About Optimer Pharmaceuticals
Optimer Pharmaceuticals, Inc. is a biopharmaceutical company focused on discovering, developing and commercializing hospital specialty products to treat serious infections and address unmet medical needs. Optimer has two anti-infective product candidates in development, fidaxomicin and Pruvel (prulifloxacin). Fidaxomicin is a narrow spectrum antibiotic being developed for the treatment of Clostridium difficile infection (CDI). The FDA granted the Companys request for six-month Priority Review of fidaxomicin, and has assigned a Prescription Drug User Fee Act (PDUFA) goal date of May 30, 2011. The Company also filed a MAA with the European Medicines Agency (EMA) for fidaxomicin. Pruvel is a prodrug in the fluoroquinolone class of antibiotics being developed as a treatment for infectious diarrhea.
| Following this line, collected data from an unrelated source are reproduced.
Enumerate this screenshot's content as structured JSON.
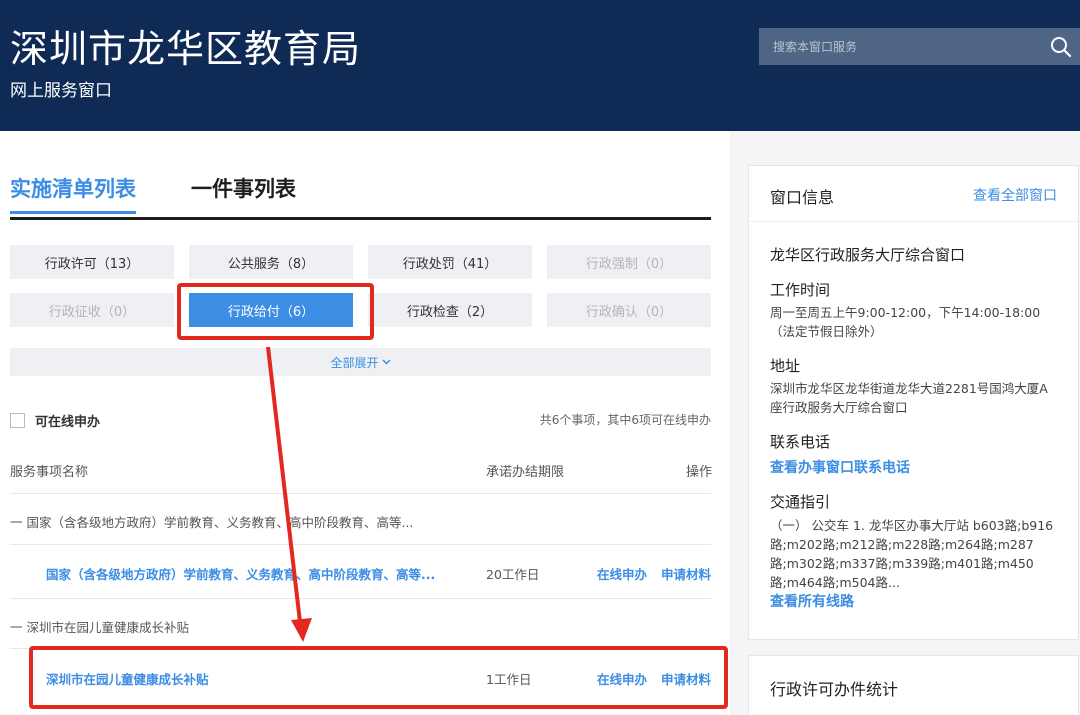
{
  "header": {
    "title": "深圳市龙华区教育局",
    "subtitle": "网上服务窗口",
    "search_placeholder": "搜索本窗口服务",
    "search_icon": "search-icon"
  },
  "tabs": [
    {
      "label": "实施清单列表",
      "active": true
    },
    {
      "label": "一件事列表",
      "active": false
    }
  ],
  "categories": [
    {
      "label": "行政许可（13）",
      "state": "normal"
    },
    {
      "label": "公共服务（8）",
      "state": "normal"
    },
    {
      "label": "行政处罚（41）",
      "state": "normal"
    },
    {
      "label": "行政强制（0）",
      "state": "disabled"
    },
    {
      "label": "行政征收（0）",
      "state": "disabled"
    },
    {
      "label": "行政给付（6）",
      "state": "active"
    },
    {
      "label": "行政检查（2）",
      "state": "normal"
    },
    {
      "label": "行政确认（0）",
      "state": "disabled"
    }
  ],
  "expand_all": "全部展开",
  "filter": {
    "label": "可在线申办",
    "checked": false
  },
  "summary": "共6个事项，其中6项可在线申办",
  "table": {
    "headers": {
      "name": "服务事项名称",
      "deadline": "承诺办结期限",
      "action": "操作"
    },
    "groups": [
      {
        "label": "一  国家（含各级地方政府）学前教育、义务教育、高中阶段教育、高等...",
        "rows": [
          {
            "name": "国家（含各级地方政府）学前教育、义务教育、高中阶段教育、高等...",
            "deadline": "20工作日",
            "online": "在线申办",
            "materials": "申请材料"
          }
        ]
      },
      {
        "label": "一  深圳市在园儿童健康成长补贴",
        "rows": [
          {
            "name": "深圳市在园儿童健康成长补贴",
            "deadline": "1工作日",
            "online": "在线申办",
            "materials": "申请材料"
          }
        ]
      }
    ]
  },
  "window_info": {
    "title": "窗口信息",
    "view_all": "查看全部窗口",
    "window_name": "龙华区行政服务大厅综合窗口",
    "hours_label": "工作时间",
    "hours": "周一至周五上午9:00-12:00，下午14:00-18:00（法定节假日除外）",
    "address_label": "地址",
    "address": "深圳市龙华区龙华街道龙华大道2281号国鸿大厦A座行政服务大厅综合窗口",
    "phone_label": "联系电话",
    "phone_link": "查看办事窗口联系电话",
    "traffic_label": "交通指引",
    "traffic": "（一） 公交车 1. 龙华区办事大厅站 b603路;b916路;m202路;m212路;m228路;m264路;m287路;m302路;m337路;m339路;m401路;m450路;m464路;m504路...",
    "routes_link": "查看所有线路"
  },
  "stats": {
    "title": "行政许可办件统计"
  },
  "colors": {
    "header_bg": "#0f2b55",
    "accent": "#3c8ee5",
    "annotation": "#e32820"
  }
}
Additional information can be found at http://www.optimerpharma.com.
Forward Looking Statements
Statements included in this press release that are not a description of historical facts are forward-looking statements, including without limitation statements related to the potential of fidaxomicin to lower CDI recurrences, lower the costs of treating additional CDI episodes and reduce the spread of CDI, the potential to lower the cost burden to the healthcare system by reducing the spread of CDI, the development of fidaxomicin, the timing of NDA submissions, the incidence and effects of CDI, the efficacy of current CDI treatments and of fidaxomicin, potential regulatory approval of fidaxomicin, and the awareness of CDI among healthcare professionals. Words such as "believes", "would", "anticipates", "plans", "expects", "may", "intend", "will", and similar expressions are intended to identify forward-looking statements. The inclusion of forward-looking statements should not be regarded as a representation by Optimer that any of its plans will be achieved. Actual results may differ materially from those set forth in this release due to the risks and uncertainties inherent in Optimer's business including, without limitation, risks relating to: the development of alternative treatments for or means of preventing CDI, whether regulatory authorities will review or approve Optimer's applications for marketing approval within Optimer's anticipated timelines or at all, the timing of any marketing approvals, Optimer's ability to complete its NDA submission in a timely manner, Optimer's ability to commercialize any products for which it receives marketing approval, whether healthcare professionals will prescribe fidaxomicin, if approved, whether fidaxomicin will receive reimbursement coverage from healthcare payors and government agencies and other risks detailed in Optimer's filings with the Securities and Exchange Commission.